Key Points and Takeaways From the Equifax Breach and Settlement

The recent multistate settlement between Equifax, federal regulators, and the AG’s of nearly every U.S. state and territory comes approximately fifteen years after California became the first state to require notification of and protections for its residents following a data breach, one year after Alabama became the 50th and final state to enact such a law, and less than six months before the effective date of the watershed California Consumer Privacy Act (CCPA), which introduces consumer privacy rights similar to the European Union’s sweeping General Data Protection Regulation and is the most comprehensive and far-reaching piece of state-initiated data privacy legislation since California passed the first data breach notification law in 2003.[7]
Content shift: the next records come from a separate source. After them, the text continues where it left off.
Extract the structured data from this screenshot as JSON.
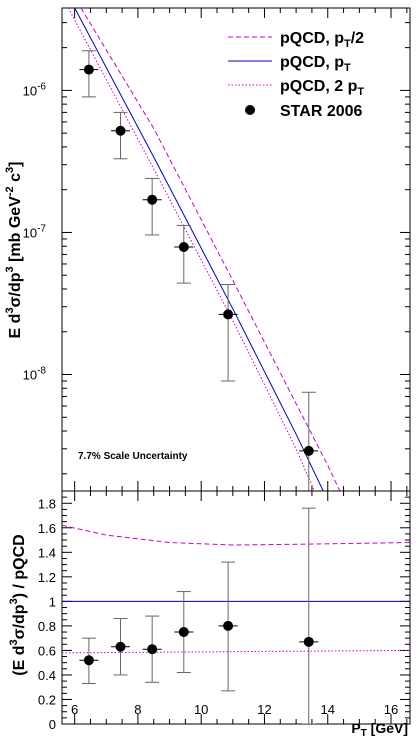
{
  "colors": {
    "theory": "#cc00cc",
    "central": "#0000bb",
    "data": "#000000",
    "errbar": "#666666"
  },
  "chart_data": [
    {
      "type": "line+scatter",
      "panel": "spectrum",
      "title": "",
      "xlabel": "",
      "ylabel": [
        "E d",
        "3",
        "σ/dp",
        "3",
        " [mb GeV",
        "-2",
        " c",
        "3",
        "]"
      ],
      "y_log": true,
      "xlim": [
        5.6,
        16.6
      ],
      "ylim_log10": [
        -8.82,
        -5.42
      ],
      "y_ticks": [
        {
          "value": 1e-06,
          "mant": "10",
          "exp": "-6"
        },
        {
          "value": 1e-07,
          "mant": "10",
          "exp": "-7"
        },
        {
          "value": 1e-08,
          "mant": "10",
          "exp": "-8"
        }
      ],
      "legend_position": "top-right",
      "legend": [
        {
          "style": "dashed",
          "parts": [
            "pQCD, p",
            "T",
            "/2"
          ]
        },
        {
          "style": "solid",
          "parts": [
            "pQCD, p",
            "T",
            ""
          ]
        },
        {
          "style": "dotted",
          "parts": [
            "pQCD, 2 p",
            "T",
            ""
          ]
        },
        {
          "style": "marker",
          "parts": [
            "STAR 2006"
          ]
        }
      ],
      "annotation": "7.7% Scale Uncertainty",
      "curves": [
        {
          "style": "dashed",
          "points": [
            [
              6.2,
              3.8e-06
            ],
            [
              8.5,
              5.4e-07
            ],
            [
              11,
              4.6e-08
            ],
            [
              14,
              2.3e-09
            ],
            [
              15.6,
              4e-10
            ]
          ]
        },
        {
          "style": "solid",
          "points": [
            [
              6.0,
              3.8e-06
            ],
            [
              8.5,
              3.4e-07
            ],
            [
              11,
              2.9e-08
            ],
            [
              13,
              3.8e-09
            ],
            [
              15.1,
              4e-10
            ]
          ]
        },
        {
          "style": "dotted",
          "points": [
            [
              5.8,
              3.8e-06
            ],
            [
              8.5,
              2.8e-07
            ],
            [
              11,
              2.4e-08
            ],
            [
              13,
              3e-09
            ],
            [
              14.7,
              4e-10
            ]
          ]
        }
      ],
      "points": [
        {
          "x": 6.45,
          "y": 1.4e-06,
          "xerr": 0.3,
          "ylo": 9e-07,
          "yhi": 1.9e-06
        },
        {
          "x": 7.45,
          "y": 5.2e-07,
          "xerr": 0.3,
          "ylo": 3.3e-07,
          "yhi": 7e-07
        },
        {
          "x": 8.45,
          "y": 1.7e-07,
          "xerr": 0.3,
          "ylo": 9.6e-08,
          "yhi": 2.4e-07
        },
        {
          "x": 9.45,
          "y": 7.9e-08,
          "xerr": 0.3,
          "ylo": 4.4e-08,
          "yhi": 1.12e-07
        },
        {
          "x": 10.85,
          "y": 2.65e-08,
          "xerr": 0.3,
          "ylo": 9e-09,
          "yhi": 4.3e-08
        },
        {
          "x": 13.4,
          "y": 2.9e-09,
          "xerr": 0.3,
          "ylo": 1e-12,
          "yhi": 7.5e-09
        }
      ]
    },
    {
      "type": "line+scatter",
      "panel": "ratio",
      "title": "",
      "xlabel": [
        "P",
        "T",
        " [GeV]"
      ],
      "ylabel": [
        "(E d",
        "3",
        "σ/dp",
        "3",
        ") / pQCD"
      ],
      "xlim": [
        5.6,
        16.6
      ],
      "ylim": [
        0,
        1.9
      ],
      "x_ticks": [
        6,
        8,
        10,
        12,
        14,
        16
      ],
      "y_ticks": [
        0,
        0.2,
        0.4,
        0.6,
        0.8,
        1,
        1.2,
        1.4,
        1.6,
        1.8
      ],
      "curves": [
        {
          "style": "dashed",
          "points": [
            [
              5.6,
              1.62
            ],
            [
              7,
              1.54
            ],
            [
              9,
              1.48
            ],
            [
              11,
              1.46
            ],
            [
              13,
              1.465
            ],
            [
              16.6,
              1.48
            ]
          ]
        },
        {
          "style": "solid",
          "points": [
            [
              5.6,
              1.0
            ],
            [
              16.6,
              1.0
            ]
          ]
        },
        {
          "style": "dotted",
          "points": [
            [
              5.6,
              0.58
            ],
            [
              16.6,
              0.6
            ]
          ]
        }
      ],
      "points": [
        {
          "x": 6.45,
          "y": 0.52,
          "xerr": 0.3,
          "ylo": 0.33,
          "yhi": 0.7
        },
        {
          "x": 7.45,
          "y": 0.63,
          "xerr": 0.3,
          "ylo": 0.4,
          "yhi": 0.86
        },
        {
          "x": 8.45,
          "y": 0.61,
          "xerr": 0.3,
          "ylo": 0.34,
          "yhi": 0.88
        },
        {
          "x": 9.45,
          "y": 0.75,
          "xerr": 0.3,
          "ylo": 0.42,
          "yhi": 1.08
        },
        {
          "x": 10.85,
          "y": 0.8,
          "xerr": 0.3,
          "ylo": 0.27,
          "yhi": 1.32
        },
        {
          "x": 13.4,
          "y": 0.67,
          "xerr": 0.3,
          "ylo": 0.0,
          "yhi": 1.76
        }
      ]
    }
  ]
}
While the CCPA is groundbreaking in scope—particularly as it relates to the definition of “personal information” and the consumer disclosure requirements—the enforcement power is still mostly centralized with the California Attorney General, as opposed to being given to consumers themselves through a private right of action.[8]

California’s Attorney General has, for several years, said that his office does not have the resources to enforce the array of potential CCPA violations—for example, a claim that a company failed to disclose a sale of a consumer’s personal information.[9]  It will be interesting, however, in the wake of settlements like the one with Equifax to see how the California Attorney General actually utilizes his offices’ power once it becomes effective on July 1, 2020.

Moreover, regulators in other states are likely to have new tools in their arsenal for protecting consumer privacy in the coming years.  This past year several other state legisltures, including New York and Washington, have considered comprehensive consumer privacy measures.  The proposals differ, but they all portend increased authority for regulators to scrutinize the privacy and security practices of organizations of all sorts that collect and process a consumer’s personal information.

What seems certain in the wake of the Equifax breach and settlement is that companies of all types—not just consumer reporting agencies—should expect to be held accountable for their data privacy practices.  When those practices fall short, they should expect to incur substantial costs in dealing with regulators during breach investigations and in litigation.  It is important now, more than ever, that companies and their counsel keep abreast of the rapidly evolving legislative and regulatory landscape, and understand the policies and enforcement tools available to regulators and enforcement authorities—particularly state attorneys general.